A veces la verdad no llega por una investigación. Llega por la boca de quienes la negaron durante años. Miguel “Miki” Torres, candidato a la vicepresidencia por Fuerza Popular, declaró algo que su partido había rechazado sistemáticamente. Dijo que la salida de Pedro Castillo fue el resultado de una operación política coordinada. “Los periodistas lo hicieron, el Congreso también lo hizo, el Ministerio Público también lo hizo”, dijo Torres con la naturalidad de quien reivindica una victoria. “Fue verdaderamente una suma de esfuerzos para que ese señor se vaya”, agregó.
Durante años, La República sostuvo que existía un pacto operativo entre el fujimorismo y sus aliados en el Congreso y otros sectores del Estado copados por ellos. Pero este editorial tampoco es una defensa de Pedro Castillo. Porque la confesión de Torres tiene dos caras y las dos merecen ser leídas con honestidad republicana.
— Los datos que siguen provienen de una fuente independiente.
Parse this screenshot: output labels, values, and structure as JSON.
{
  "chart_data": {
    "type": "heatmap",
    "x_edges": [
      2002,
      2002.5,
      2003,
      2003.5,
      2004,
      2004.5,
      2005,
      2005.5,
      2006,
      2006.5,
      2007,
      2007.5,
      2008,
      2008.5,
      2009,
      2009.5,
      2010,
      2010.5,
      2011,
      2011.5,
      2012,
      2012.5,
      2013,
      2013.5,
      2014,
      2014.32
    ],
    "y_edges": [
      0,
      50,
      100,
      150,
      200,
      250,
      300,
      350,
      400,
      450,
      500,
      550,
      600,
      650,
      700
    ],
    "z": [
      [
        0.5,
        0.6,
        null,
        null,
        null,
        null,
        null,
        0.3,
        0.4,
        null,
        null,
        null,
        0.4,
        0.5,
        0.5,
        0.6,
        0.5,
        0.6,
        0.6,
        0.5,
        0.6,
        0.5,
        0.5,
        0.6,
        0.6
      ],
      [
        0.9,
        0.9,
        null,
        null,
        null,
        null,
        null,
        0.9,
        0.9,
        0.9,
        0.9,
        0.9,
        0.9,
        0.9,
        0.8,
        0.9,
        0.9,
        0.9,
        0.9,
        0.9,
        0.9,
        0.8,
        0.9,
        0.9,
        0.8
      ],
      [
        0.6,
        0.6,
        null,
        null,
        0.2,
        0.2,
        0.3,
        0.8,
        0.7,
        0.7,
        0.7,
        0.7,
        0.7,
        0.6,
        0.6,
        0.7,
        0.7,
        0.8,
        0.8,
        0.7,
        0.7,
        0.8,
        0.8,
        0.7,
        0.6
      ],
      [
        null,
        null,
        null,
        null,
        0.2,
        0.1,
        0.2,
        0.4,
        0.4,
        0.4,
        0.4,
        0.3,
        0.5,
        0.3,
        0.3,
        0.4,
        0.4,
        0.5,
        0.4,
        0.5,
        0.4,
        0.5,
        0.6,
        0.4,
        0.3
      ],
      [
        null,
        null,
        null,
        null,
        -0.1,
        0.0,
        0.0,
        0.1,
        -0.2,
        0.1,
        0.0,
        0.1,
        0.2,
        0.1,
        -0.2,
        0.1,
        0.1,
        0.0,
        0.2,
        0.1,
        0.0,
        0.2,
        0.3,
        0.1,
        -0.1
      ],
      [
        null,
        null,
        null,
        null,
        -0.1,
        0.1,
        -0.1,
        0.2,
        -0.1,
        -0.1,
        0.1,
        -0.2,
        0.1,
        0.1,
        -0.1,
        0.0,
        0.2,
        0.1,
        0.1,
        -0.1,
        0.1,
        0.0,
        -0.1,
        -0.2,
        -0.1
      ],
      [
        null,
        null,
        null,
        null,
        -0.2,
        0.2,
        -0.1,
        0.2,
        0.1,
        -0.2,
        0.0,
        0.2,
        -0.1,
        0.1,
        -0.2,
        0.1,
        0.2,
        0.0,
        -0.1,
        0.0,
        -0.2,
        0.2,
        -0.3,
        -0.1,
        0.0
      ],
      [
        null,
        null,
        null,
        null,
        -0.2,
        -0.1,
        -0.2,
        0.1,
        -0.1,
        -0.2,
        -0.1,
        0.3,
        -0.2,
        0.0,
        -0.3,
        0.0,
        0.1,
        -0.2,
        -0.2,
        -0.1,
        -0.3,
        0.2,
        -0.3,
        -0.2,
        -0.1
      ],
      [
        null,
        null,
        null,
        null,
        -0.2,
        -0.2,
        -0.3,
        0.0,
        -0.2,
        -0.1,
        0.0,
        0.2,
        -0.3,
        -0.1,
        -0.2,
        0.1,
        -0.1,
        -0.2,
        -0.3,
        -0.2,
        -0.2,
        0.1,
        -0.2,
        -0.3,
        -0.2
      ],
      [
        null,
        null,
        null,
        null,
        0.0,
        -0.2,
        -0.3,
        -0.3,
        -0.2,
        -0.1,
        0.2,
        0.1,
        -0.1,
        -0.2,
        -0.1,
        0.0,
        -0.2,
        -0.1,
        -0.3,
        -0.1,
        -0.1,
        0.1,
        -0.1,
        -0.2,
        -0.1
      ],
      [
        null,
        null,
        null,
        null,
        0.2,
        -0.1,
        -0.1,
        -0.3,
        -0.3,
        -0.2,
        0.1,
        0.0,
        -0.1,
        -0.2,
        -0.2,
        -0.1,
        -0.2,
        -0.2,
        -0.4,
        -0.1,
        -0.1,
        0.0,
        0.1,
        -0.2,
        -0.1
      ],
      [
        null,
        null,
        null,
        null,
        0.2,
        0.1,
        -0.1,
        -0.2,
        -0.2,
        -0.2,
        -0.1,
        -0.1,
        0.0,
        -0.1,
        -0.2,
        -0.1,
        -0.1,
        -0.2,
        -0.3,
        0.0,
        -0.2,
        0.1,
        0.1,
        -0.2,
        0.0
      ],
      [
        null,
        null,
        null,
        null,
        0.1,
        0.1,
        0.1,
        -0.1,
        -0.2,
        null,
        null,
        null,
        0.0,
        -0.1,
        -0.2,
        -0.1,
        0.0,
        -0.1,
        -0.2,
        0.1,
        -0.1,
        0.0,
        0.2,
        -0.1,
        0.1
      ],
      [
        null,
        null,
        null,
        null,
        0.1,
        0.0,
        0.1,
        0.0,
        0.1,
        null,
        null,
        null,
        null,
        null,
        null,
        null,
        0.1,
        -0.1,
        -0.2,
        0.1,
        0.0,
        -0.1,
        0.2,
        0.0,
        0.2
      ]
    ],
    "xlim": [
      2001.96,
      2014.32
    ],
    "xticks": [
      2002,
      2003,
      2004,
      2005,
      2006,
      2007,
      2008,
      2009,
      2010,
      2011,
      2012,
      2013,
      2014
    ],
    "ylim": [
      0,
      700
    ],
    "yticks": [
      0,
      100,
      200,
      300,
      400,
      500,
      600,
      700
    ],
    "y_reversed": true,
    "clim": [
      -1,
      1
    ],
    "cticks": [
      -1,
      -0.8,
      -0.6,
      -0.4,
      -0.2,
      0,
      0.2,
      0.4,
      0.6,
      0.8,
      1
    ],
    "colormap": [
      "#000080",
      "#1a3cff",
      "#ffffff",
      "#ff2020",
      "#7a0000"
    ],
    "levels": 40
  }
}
La primera es la que Torres reivindica con orgullo: la operación. La segunda es la que menciona casi de pasada, con una ironía que trivializa lo que en realidad es muy grave: que Castillo “también puso su granito de arena”. Detrás del chiste hay un hecho que no se puede ignorar. Pedro Castillo intentó un autogolpe de Estado el 7 de diciembre de 2022. El expresidente disolvió el Congreso, pretendió gobernar por decreto. Eso fue un acto antidemocrático que merece ser llamado por su nombre.